Characterization and accumulation of ferritin in hepatocyte nuclei of mice with iron overload

After a single subcutaneous dose of iron‐dextran (600 mg of iron/kg), iron overload developed in C57BL/10ScSn mice. At 4, 24 and 78 wk liver nonheme iron concentrations were 67‐, 42‐ and 21‐fold higher than controls, respectively. Much of the iron was in macrophages, but hepatocytes were also strongly positive for Perls' stainable iron. One feature was the development of iron‐positive nuclear inclusions in hepatocytes. After a delay of at least 8 wk when no stainable iron was evident, a maximum of 37% of periportal hepatocytes contained inclusions by 24 wk. Although this proportion remained constant for the remainder of the study, the size of the inclusions (which were not membrane‐limited) increased to > 3 μm in diameter, occupying > 25% of the nuclear volume. The presence of iron in the inclusions was confirmed by energy dispersive x‐ray microanalysis. Immunocytochemical studies showed that the iron was present as aggregates of ferritin.
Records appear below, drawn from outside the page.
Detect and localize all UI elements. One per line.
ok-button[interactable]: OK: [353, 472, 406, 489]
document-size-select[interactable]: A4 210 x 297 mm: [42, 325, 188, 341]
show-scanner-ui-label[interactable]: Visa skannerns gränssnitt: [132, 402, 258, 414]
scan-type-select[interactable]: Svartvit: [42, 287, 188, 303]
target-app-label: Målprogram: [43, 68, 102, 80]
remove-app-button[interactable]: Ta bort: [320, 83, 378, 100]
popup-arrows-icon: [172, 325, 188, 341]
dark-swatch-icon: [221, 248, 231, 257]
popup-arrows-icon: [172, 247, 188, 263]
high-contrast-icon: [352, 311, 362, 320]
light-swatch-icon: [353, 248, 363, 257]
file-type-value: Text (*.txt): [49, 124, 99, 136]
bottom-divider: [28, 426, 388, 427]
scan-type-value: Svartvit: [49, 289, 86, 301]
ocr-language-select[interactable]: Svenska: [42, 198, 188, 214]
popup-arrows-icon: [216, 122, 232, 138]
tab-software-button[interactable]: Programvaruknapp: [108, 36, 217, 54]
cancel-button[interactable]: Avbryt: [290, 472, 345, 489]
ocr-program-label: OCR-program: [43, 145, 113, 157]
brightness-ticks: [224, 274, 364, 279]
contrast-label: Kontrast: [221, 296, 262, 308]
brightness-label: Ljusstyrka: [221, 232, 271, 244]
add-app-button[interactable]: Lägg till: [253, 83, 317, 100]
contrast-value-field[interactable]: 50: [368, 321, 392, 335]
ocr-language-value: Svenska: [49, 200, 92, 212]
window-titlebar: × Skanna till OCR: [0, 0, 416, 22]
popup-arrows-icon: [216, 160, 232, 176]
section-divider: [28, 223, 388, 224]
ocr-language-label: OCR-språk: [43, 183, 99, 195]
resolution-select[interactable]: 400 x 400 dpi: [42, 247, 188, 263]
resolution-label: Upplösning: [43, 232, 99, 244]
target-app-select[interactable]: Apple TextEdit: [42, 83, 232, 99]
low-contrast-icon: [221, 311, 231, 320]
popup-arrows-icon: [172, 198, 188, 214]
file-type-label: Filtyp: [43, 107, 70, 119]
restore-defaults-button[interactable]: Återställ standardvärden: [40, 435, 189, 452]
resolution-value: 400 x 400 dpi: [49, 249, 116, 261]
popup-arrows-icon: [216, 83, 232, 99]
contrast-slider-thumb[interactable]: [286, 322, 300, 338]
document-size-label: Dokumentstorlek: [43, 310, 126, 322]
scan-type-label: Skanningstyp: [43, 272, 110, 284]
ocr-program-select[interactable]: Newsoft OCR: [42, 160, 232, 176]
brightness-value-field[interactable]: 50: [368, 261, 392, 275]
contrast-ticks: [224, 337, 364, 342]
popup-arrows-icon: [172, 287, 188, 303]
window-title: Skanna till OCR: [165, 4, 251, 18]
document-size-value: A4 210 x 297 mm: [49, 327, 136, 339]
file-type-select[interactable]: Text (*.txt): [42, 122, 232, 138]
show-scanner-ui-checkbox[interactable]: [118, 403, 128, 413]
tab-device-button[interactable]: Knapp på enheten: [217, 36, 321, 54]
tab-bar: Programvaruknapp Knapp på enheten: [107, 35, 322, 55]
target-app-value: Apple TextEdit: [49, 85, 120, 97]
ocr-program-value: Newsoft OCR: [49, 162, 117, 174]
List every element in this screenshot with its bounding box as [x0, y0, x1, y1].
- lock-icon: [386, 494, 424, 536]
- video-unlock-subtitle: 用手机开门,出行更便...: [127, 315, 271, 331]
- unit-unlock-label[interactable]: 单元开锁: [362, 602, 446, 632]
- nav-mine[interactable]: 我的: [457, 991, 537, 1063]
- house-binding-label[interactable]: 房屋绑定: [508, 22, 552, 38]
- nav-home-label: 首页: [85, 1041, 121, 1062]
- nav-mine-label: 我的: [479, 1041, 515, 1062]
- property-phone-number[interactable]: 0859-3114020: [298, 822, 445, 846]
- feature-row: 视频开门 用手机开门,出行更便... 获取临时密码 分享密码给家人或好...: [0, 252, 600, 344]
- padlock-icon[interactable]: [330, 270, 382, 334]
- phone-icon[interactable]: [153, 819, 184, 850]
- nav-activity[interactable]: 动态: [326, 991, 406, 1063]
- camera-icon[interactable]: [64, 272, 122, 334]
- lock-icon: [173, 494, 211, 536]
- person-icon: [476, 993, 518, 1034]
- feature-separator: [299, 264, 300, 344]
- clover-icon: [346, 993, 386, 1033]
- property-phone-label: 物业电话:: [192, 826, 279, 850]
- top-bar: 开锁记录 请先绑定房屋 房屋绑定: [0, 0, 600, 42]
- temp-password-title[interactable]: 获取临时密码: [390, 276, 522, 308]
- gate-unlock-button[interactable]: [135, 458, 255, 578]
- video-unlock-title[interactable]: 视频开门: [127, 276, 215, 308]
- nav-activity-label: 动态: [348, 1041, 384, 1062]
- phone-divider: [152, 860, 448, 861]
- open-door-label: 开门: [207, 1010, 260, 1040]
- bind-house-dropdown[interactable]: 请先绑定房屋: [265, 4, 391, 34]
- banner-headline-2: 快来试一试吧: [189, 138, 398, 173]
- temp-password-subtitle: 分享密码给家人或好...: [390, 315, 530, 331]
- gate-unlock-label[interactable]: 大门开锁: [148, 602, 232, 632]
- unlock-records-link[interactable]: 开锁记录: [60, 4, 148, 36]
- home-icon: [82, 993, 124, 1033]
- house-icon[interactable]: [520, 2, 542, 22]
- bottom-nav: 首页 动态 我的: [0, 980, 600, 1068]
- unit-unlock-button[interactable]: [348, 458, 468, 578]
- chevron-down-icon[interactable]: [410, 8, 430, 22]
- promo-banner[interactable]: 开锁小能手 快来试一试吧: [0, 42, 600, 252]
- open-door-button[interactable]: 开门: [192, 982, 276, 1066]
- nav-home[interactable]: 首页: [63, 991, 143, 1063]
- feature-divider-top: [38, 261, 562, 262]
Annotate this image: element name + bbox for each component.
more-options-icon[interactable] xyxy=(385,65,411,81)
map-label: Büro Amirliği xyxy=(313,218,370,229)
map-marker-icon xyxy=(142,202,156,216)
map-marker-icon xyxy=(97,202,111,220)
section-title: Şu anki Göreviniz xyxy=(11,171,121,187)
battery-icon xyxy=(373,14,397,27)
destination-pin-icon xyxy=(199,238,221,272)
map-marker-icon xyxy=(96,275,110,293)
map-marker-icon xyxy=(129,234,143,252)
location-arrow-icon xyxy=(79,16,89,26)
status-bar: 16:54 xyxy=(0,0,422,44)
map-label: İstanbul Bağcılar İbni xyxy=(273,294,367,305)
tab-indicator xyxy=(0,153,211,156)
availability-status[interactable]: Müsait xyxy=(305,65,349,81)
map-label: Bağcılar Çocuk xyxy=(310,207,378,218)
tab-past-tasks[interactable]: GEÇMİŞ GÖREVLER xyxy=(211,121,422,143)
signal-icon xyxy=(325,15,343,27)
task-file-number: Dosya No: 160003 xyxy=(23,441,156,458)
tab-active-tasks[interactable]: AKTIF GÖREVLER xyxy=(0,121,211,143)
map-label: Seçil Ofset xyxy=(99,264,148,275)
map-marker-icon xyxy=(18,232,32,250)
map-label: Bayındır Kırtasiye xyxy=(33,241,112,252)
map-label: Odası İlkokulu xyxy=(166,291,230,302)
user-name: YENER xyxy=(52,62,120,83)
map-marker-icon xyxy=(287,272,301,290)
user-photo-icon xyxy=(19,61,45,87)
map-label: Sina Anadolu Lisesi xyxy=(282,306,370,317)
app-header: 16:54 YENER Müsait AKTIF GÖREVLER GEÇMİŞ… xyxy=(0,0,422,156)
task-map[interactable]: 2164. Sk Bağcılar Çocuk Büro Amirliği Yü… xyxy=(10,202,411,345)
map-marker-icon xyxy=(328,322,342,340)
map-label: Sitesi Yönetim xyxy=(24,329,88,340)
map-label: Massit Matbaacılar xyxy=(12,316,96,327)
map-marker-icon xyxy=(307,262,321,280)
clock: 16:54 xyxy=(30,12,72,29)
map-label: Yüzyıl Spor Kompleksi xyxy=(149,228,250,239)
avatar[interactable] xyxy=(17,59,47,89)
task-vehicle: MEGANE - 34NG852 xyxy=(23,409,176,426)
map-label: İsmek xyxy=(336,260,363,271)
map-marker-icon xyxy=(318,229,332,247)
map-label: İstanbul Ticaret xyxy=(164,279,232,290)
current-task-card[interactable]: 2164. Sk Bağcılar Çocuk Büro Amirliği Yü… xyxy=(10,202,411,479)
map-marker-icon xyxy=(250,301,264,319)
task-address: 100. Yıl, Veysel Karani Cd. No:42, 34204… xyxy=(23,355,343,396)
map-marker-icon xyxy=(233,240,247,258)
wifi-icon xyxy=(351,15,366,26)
Quantitation of nonaggregated ferritin molecules by image analyses after electron microscopy demonstrated that within 4 wk ferritin levels in cytoplasm and nucleoplasm had greatly increased but that there was a concentration gradient of approximately one order of magnitude across the nuclear envelope. These findings are consistent with the hypothesis that in iron‐loaded mouse hepatocytes there is a slow passage of ferritin‐molecules through the nuclear pores; the gradient is maintained by the continual aggregation of ferritin within the nucleus. Intranuclear ferritin may provide a source of iron for catalyzing hydroxyl radical formation in nuclei during some toxic, carcinogenic and aging processes. (HEPATOLOGY 1990;12:1399–1405).